CVE-2023-49089: 
C# vulnerability analysis and mitigation

Umbraco, an ASP.NET content management system (CMS), disclosed a path traversal vulnerability (CVE-2023-49089) affecting versions from 8.0.0 up to versions 8.18.10, 10.8.1, and 12.3.0. The vulnerability allows backoffice users with package creation permissions to perform path traversal attacks, potentially writing files outside of the expected location. The issue was patched in versions 8.18.10, 10.8.1, and 12.3.0 (GitHub Advisory).

The vulnerability exists in the Package section of the Umbraco Backoffice, where authenticated users with appropriate permissions can exploit path traversal to write folders outside of the default package directory. The issue has been assigned a CVSS v3.1 base score of 6.5 (MEDIUM) by NVD with vector string CVSS:3.1/AV:N/AC:L/PR:L/UI:N/S:U/C:N/I:H/A:N, while GitHub assessed it with a score of 7.7 (HIGH) and vector string CVSS:3.1/AV:N/AC:L/PR:L/UI:N/S:C/C:N/I:H/A:N (NVD).
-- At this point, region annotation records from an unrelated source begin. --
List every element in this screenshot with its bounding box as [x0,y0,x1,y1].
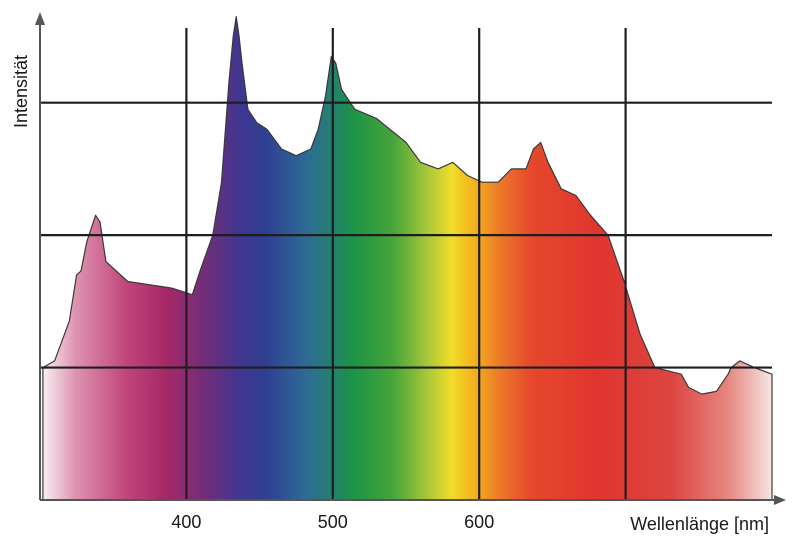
spectrum-area-layer [42,16,773,501]
y-axis-arrow-icon [35,12,45,25]
x-tick-label: 400 [171,512,201,532]
x-tick-label: 500 [318,512,348,532]
x-tick-labels: 400 500 600 [171,512,494,532]
x-tick-label: 600 [464,512,494,532]
x-axis-label: Wellenlänge [nm] [630,514,769,534]
axis-layer [35,12,786,505]
y-axis-label: Intensität [11,55,31,128]
spectrum-series-area [42,16,773,501]
grid-layer [40,28,772,500]
x-axis-arrow-icon [774,495,786,505]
The vulnerability allows authenticated users with package creation permissions to write files outside of the intended package directory, potentially compromising the system's integrity by placing files in unauthorized locations (GitHub Advisory).

The vulnerability has been patched in Umbraco versions 8.18.10, 10.8.1, and 12.3.0. Users are advised to upgrade to these or later versions to address the security issue (GitHub Advisory).